Meloni sembra in ogni caso molto meno disponibile di Salvini a sacrifici di sorta per “l’unità della coalizione”. Nessuno lo sa meglio dello stesso capo leghista che ha toccato con mano quanto ferrigna sia la posizione della potente alleata a margine del cdm di martedì sera, quello che avrebbe dovuto licenziare il decreto sull’election day e ha rinviato con la prima scusa a disposizione.
Il vertice dei tre leader previsto dai giornali, se non dai diretti interessati, non c’è stato. Un faccia a faccia tra i soli Meloni e Salvini invece sì e la risposta della premier alle insistenze del suo vice sul terzo mandato per i governatori è stato il pollice verso.
Anzi, il motivo principale per cui il decreto sulla data delle elezioni è slittato è proprio che sino all’ultimo era data per certa la cancellazione del limite dei due mandati per i sindaci dei comuni sotto i 15mila abitanti.
Invece all’ultimo momento la premier ci ha ripensato o almeno ha deciso di tenere la questione in sospeso. Non perché sia davvero interessata alla sorte dei piccoli comuni ma perché proprio quella norma è l’appiglio che permette a Salvini di invocare l’innalzamento del tetto anche per i governatori e perché una Giorgia decisa a non cedere su quel punto ritiene sconsigliabile aprire un varco, fosse pure solo sui sindaci dei comuni più piccoli.
Il no al terzo mandato deriva in buona parte, ma non esclusivamente, dal progetto di scippare il Veneto alla Lega.
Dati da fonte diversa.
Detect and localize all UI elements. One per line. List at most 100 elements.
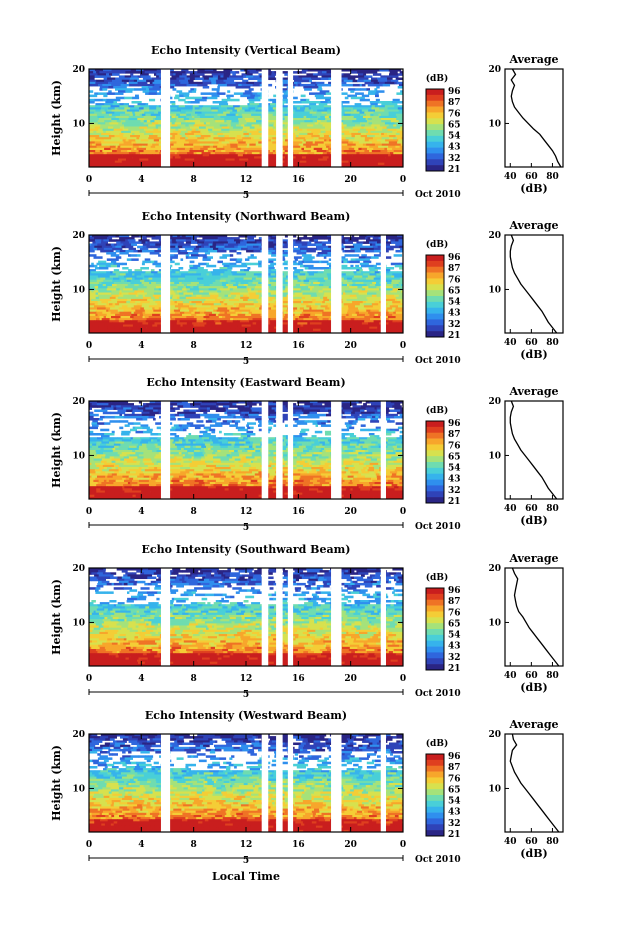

Senza Zaia in campo e con alle spalle il successo che prevede di ottenere alle europee la missione sarà facile.
Certo, per la Lega sarebbe l’umiliazione più cocente ma per la leader di FdI non è accettabile che nessuna delle tre regioni produttive del nord sia governata dal suo partito, incidentalmente anche quello di maggioranza relativa nel Paese. Il terzo mandato renderebbe però più difficili anche gli altri traguardi che la premier mira a conquistare.
L’Emilia-Romagna, prima di tutti: la situazione di Bonaccini non è diversa da quella di Zaia. Con lui in campo la conquista della Regione rossa per antonomasia sarebbe molto più difficile. Senza la riforma che invoca Salvini, invece, il governatore emiliano è fuori gioco.
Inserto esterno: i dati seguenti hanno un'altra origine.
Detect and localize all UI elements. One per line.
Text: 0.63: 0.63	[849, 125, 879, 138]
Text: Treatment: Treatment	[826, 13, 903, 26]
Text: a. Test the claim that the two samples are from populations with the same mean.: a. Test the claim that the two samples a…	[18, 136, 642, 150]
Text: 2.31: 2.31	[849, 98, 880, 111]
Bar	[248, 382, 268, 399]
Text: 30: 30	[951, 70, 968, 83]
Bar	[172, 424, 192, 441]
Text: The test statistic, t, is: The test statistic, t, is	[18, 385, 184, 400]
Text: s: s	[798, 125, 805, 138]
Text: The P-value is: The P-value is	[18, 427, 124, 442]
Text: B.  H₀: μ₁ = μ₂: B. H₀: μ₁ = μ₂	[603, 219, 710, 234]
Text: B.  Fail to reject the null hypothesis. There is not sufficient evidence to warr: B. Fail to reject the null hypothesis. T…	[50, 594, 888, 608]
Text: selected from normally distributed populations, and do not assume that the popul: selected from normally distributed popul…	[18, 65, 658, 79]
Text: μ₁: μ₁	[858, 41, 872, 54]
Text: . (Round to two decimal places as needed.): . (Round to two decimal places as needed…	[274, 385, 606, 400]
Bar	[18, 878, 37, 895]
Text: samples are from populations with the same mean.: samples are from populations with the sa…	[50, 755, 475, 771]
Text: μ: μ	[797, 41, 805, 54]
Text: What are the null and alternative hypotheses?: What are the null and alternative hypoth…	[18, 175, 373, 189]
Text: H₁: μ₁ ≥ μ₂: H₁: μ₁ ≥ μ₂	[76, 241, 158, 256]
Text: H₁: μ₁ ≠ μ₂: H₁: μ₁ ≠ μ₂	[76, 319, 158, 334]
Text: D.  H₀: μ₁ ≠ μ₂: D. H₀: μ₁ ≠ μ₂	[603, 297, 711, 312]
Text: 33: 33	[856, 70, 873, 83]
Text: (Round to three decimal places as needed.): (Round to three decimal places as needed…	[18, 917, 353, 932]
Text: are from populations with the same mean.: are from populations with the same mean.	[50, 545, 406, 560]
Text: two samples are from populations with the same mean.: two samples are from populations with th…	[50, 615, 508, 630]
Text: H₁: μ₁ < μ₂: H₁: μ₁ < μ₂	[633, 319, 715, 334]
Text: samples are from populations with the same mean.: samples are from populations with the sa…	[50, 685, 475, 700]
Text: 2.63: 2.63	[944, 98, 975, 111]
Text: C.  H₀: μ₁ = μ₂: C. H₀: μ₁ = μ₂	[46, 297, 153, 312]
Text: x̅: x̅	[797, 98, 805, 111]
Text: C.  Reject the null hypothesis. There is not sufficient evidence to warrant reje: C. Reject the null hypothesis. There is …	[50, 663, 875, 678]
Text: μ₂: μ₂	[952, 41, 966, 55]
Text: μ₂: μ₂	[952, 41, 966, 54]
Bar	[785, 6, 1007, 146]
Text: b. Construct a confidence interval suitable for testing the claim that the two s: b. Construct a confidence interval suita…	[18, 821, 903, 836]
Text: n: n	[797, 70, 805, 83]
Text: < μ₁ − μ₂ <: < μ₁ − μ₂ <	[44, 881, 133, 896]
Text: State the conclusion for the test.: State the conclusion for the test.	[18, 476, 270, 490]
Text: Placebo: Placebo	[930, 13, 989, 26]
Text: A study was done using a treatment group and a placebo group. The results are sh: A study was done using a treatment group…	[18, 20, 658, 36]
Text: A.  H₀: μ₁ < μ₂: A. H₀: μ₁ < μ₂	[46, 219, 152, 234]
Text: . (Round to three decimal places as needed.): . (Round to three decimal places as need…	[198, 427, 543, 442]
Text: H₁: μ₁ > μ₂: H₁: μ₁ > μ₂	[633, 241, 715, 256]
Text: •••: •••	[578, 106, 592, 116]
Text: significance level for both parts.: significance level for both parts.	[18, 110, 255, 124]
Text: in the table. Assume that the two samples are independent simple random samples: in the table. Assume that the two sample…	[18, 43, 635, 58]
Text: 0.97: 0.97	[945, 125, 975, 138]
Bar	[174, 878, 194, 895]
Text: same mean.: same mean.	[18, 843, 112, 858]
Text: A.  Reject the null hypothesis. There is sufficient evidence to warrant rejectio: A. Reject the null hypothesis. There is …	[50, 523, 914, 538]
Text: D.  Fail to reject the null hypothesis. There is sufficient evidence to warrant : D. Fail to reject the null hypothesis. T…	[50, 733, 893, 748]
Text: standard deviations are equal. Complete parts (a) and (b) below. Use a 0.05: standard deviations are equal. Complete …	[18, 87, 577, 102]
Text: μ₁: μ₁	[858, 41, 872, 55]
Il che, tra l’altro, soddisfa l’inquilina di Chigi anche da un altro punto di vista. In preda a una sindrome di onnipotenza vorrebbe scegliersi anche il capo dell’opposizione preferito e spera di vedere presto l’emiliano al posto di Elly Schlein.
La trappola che Giorgia ha cercato di tendere attirando la rivale diretta in una sorta di prova plebiscitaria nelle europee ha proprio l’obiettivo di bruciarla. Perché, commentano i suoi collaboratori, “Bonaccini è più pericoloso ma è anche un leader che non si limiterebbe a chiedere dimissioni di qualcuno ogni giorno e col quale si potrebbe dialogare”.
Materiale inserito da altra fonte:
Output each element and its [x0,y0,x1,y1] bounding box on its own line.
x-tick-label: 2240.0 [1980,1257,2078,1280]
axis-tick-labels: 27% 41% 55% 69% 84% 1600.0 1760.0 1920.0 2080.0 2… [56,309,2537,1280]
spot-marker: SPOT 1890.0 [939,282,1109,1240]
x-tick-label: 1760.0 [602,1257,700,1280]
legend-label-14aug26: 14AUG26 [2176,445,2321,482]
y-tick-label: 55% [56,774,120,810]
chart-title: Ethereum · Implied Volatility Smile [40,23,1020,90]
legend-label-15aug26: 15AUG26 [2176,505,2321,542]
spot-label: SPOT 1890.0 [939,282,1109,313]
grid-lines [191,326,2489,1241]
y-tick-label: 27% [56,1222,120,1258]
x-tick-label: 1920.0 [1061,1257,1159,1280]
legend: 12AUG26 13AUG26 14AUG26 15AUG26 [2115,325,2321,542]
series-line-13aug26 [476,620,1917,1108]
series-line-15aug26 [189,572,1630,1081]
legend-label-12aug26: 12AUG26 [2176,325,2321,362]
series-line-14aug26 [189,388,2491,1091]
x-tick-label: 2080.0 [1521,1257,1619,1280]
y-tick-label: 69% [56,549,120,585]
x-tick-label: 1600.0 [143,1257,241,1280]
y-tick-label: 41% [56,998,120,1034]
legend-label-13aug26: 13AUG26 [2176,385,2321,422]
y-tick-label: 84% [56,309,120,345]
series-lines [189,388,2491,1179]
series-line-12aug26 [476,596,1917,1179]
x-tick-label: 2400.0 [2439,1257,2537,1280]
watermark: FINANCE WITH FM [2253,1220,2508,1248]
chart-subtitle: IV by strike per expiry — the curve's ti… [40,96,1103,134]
In Campania e Puglia, gli altri due target della premier, la partita resterebbe aperta anche senza la cancellazione del limite dei due mandati. Nessuna delle due regioni ha recepito la legge 165 che limita i mandati.
Dunque De Luca ed Emiliano sono decisi a correre comunque ma, anche senza contare il rischio che la norma venga interpretata come obbligo anche senza il consenso delle singole regioni, dovrebbero correre contro il loro partito e la partita per la premier sarebbe comunque molto più facile.
Meloni è convinta di avere oggi la forza di imporre ciò che vuole costringendo gli alleati a fingersi soddisfatti, come nel caso appunto di Salvini.
Eppure proprio in questa sicurezza che sta degenerando in arroganza si annida il principale rischio che corre oggi. Umiliare gli alleati vuol dire ritrovarseli pronti alla coltellata quando le circostanze lo permetteranno, e prima o poi quasi certamente capiterà.
Esagerare negli atteggiamenti imperiosi e imperativi vuol dire inimicarsi una parte del popolo votante anche di destra ed è già successo di recente che la punizione sia arrivata nelle urne di un referendum. Per questo tra i consiglieri di Giorgia non mancano quelli che le suggeriscono una maggiore condiscendenza. Sempre che ne sia capace e non è affatto detto.